Towarzysze od kultury zawsze byli niezadowoleni z gwiazd rockowych z Zachodu. Najczęściej dlatego, że z tego co śpiewali wybitni artyści niewiele rozumieli, dlatego obawiali się, że teksty będą krytykować i kompromitować ustrój.

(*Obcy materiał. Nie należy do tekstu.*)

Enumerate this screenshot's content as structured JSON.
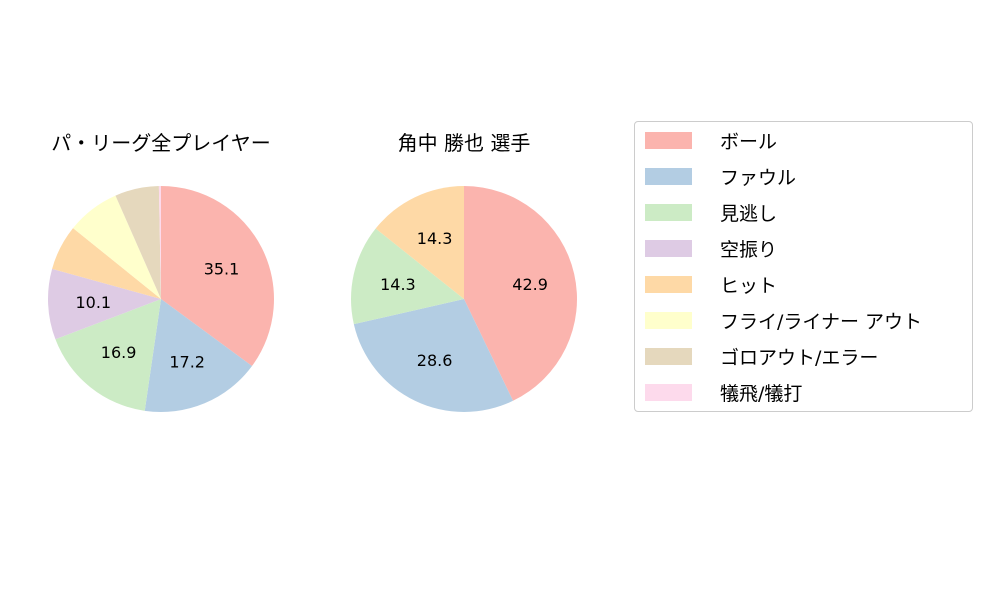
{
  "chart_data": [
    {
      "type": "pie",
      "title": "パ・リーグ全プレイヤー",
      "categories": [
        "ボール",
        "ファウル",
        "見逃し",
        "空振り",
        "ヒット",
        "フライ/ライナー アウト",
        "ゴロアウト/エラー",
        "犠飛/犠打"
      ],
      "values": [
        35.1,
        17.2,
        16.9,
        10.1,
        6.5,
        7.6,
        6.3,
        0.3
      ],
      "labels_shown": [
        "35.1",
        "17.2",
        "16.9",
        "10.1",
        "",
        "",
        "",
        ""
      ],
      "colors": [
        "#fbb4ae",
        "#b3cde3",
        "#ccebc5",
        "#decbe4",
        "#fed9a6",
        "#ffffcc",
        "#e5d8bd",
        "#fddaec"
      ],
      "start_angle": 90,
      "direction": "clockwise"
    },
    {
      "type": "pie",
      "title": "角中 勝也  選手",
      "categories": [
        "ボール",
        "ファウル",
        "見逃し",
        "ヒット"
      ],
      "values": [
        42.9,
        28.6,
        14.3,
        14.3
      ],
      "labels_shown": [
        "42.9",
        "28.6",
        "14.3",
        "14.3"
      ],
      "colors": [
        "#fbb4ae",
        "#b3cde3",
        "#ccebc5",
        "#fed9a6"
      ],
      "start_angle": 90,
      "direction": "clockwise"
    }
  ],
  "titles": {
    "left": "パ・リーグ全プレイヤー",
    "right": "角中 勝也  選手"
  },
  "legend": {
    "items": [
      {
        "label": "ボール",
        "color": "#fbb4ae"
      },
      {
        "label": "ファウル",
        "color": "#b3cde3"
      },
      {
        "label": "見逃し",
        "color": "#ccebc5"
      },
      {
        "label": "空振り",
        "color": "#decbe4"
      },
      {
        "label": "ヒット",
        "color": "#fed9a6"
      },
      {
        "label": "フライ/ライナー アウト",
        "color": "#ffffcc"
      },
      {
        "label": "ゴロアウト/エラー",
        "color": "#e5d8bd"
      },
      {
        "label": "犠飛/犠打",
        "color": "#fddaec"
      }
    ]
  }
}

Tuż przed wprowadzeniem stanu wojennego w Spodku wystąpiła Tina Turner – spodobała się publiczności, ale tym, którzy łaskawie się na jej występ zgodzili, już nie bardzo. Jeden z prominentnych działaczy odważył się nawet na nazwanie królowej rocka „podstarzałą pieśniarką”. Podstarzałą i przebrzmiałą. I zbyt drogą, chociaż wystąpiła za pół darmo, a katowicki Spodek odleciał.
Polecany artykuł:
Na tym koncercie byli także ci, którzy pamiętali występ Rolling Stonesów za Gomułki w Kongresowej. To był rok 1967 i Stonesi grywali wtedy wyłącznie w Londynie, głównie na scenie The Ealing Jazz Club. Tak więc występ w Kongresowej, sali ogromnej i wyściełanej aksamitem, której foteli nie dało się wyrwać z podłogi, to było wielkie wydarzenie zarówno dla fanów, jak i dla zespołu. Jagger opowiadał potem, że nie przypuszczał, że istnieje gdzieś poza Chinami tak dziwnie ubrana publiczność. Sam miał na sobie papuzio kolorową koszulę rozpiętą do pasa – swój znak rozpoznawczy. Polscy chłopcy wbili się w najlepsze gajerki o zwężanych nogawkach. Dziewczyny wyglądały stylowo jak Ewa Szykulska w „Panu Samochodziku”. Polska Kronika Filmowa długo jeszcze pokazywała, do jakiego zdziczenia, na scenie i na widowni, może prowadzić tzw. kultura Zachodu.
Przeszło, poszło, było o czym opowiadać dzieciom i wnukom. Potem, w latach 80. przyjechało Dire Straits, Budgie, UK.Subs. Tylko, że wtedy przynajmniej publiczność i tam, i tu była już bardzo podobna.